6. Social Interaction
When kids are on the internet they may be “talking” to other people, but there is no real old-fashioned socializing. At Makerkids anyone who is playing Minecraft with you is also in the same room with you. They are not just a name in cyberspace. They are a face sitting nearby. That’s why teamwork and problem-solving are big parts of the Minecraft experience. We introduce kids to some strategies and step by step guides they can use to deal with social problems. We also encourage open group talks about any emotional experiences the kids may be having at the time.
7. Creativity and Design
At MakerKids, Minecraft gets the creative juices flowing. Kids may make a volcano in Minecraft rather than from paper mache. They can also recreate the Eiffel Tower and explore other well-known sites around the globe. Nothing is off limits. Even the human digestive tract and routes up Mount Everest can be part of their Minecraft adventure.

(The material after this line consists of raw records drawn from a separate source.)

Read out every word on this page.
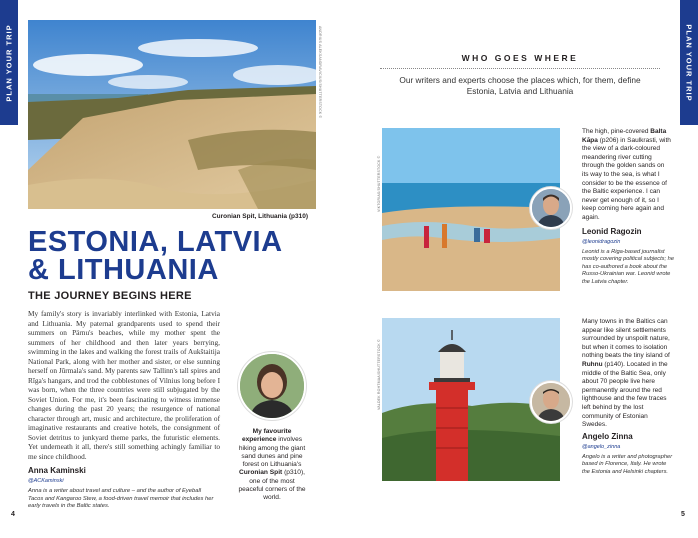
PLAN YOUR TRIP	PLAN YOUR TRIP
ANDRIUS ALEKSANDRAVICIUS/SHUTTERSTOCK ©
Curonian Spit, Lithuania (p310)
ESTONIA, LATVIA
& LITHUANIA
THE JOURNEY BEGINS HERE
My family's story is invariably interlinked with Estonia, Latvia and Lithuania. My paternal grandparents used to spend their summers on Pärnu's beaches, while my mother spent the summers of her childhood and then later years berrying, swimming in the lakes and walking the forest trails of Aukštaitija National Park, along with her mother and sister, or else sunning herself on Jūrmala's sand. My parents saw Tallinn's tall spires and Rīga's hangars, and trod the cobblestones of Vilnius long before I was born, when the three countries were still subjugated by the Soviet Union. For me, it's been fascinating to witness immense changes during the past 20 years; the resurgence of national character through art, music and architecture, the proliferation of imaginative restaurants and creative hotels, the consignment of Soviet detritus to junkyard theme parks, the futuristic elements. Yet underneath it all, there's still something achingly familiar to me since childhood.
Anna Kaminski
@ACKaminski
Anna is a writer about travel and culture – and the author of Eyeball Tacos and Kangaroo Stew, a food-driven travel memoir that includes her early travels in the Baltic states.
My favourite experience involves hiking among the giant sand dunes and pine forest on Lithuania's Curonian Spit (p310), one of the most peaceful corners of the world.
4
WHO GOES WHERE
Our writers and experts choose the places which, for them, define Estonia, Latvia and Lithuania
VIKTORIAS/SHUTTERSTOCK ©
The high, pine-covered Balta Kāpa (p206) in Saulkrasti, with the view of a dark-coloured meandering river cutting through the golden sands on its way to the sea, is what I consider to be the essence of the Baltic experience. I can never get enough of it, so I keep coming here again and again.
Leonid Ragozin
@leonidragozin
Leonid is a Riga-based journalist mostly covering political subjects; he has co-authored a book about the Russo-Ukrainian war. Leonid wrote the Latvia chapter.
VALDEK ROHTMAA/SHUTTERSTOCK ©
Many towns in the Baltics can appear like silent settlements surrounded by unspoilt nature, but when it comes to isolation nothing beats the tiny island of Ruhnu (p140). Located in the middle of the Baltic Sea, only about 70 people live here permanently around the red lighthouse and the few traces left behind by the lost community of Estonian Swedes.
Angelo Zinna
@angelo_zinna
Angelo is a writer and photographer based in Florence, Italy. He wrote the Estonia and Helsinki chapters.
5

The looks of blocks and characters in Minecraft are also customizable. Once kids understand where the game stores the 2d images (skins) that are wrapped around the models, they can use image editing tools to change them or make their own. At MakerKids, we also introduce graphic design concepts that allow everyone to better talk about art-related ideas.
8. Electrical Circuits
One of the coolest things about Minecraft is Redstone. Redstone is electricity in the Minecraft world. It can allow kids to do everything from turning on a light at night to harvesting crops. It also lets them experiment with clocks, bit data storage and logic gates similar to real-world circuits. You could even build a computer chip that works as a full-fledged calculator. But that would take a few years!
Minecraft at Makerkids is much more than just a game. It’s a tool that can not only be used to teach lessons, but also one that can help kids grow in so many other ways. From social skills to thinking out of the box in a big way, Minecraft is helping to shape young minds and create the next generation of geniuses.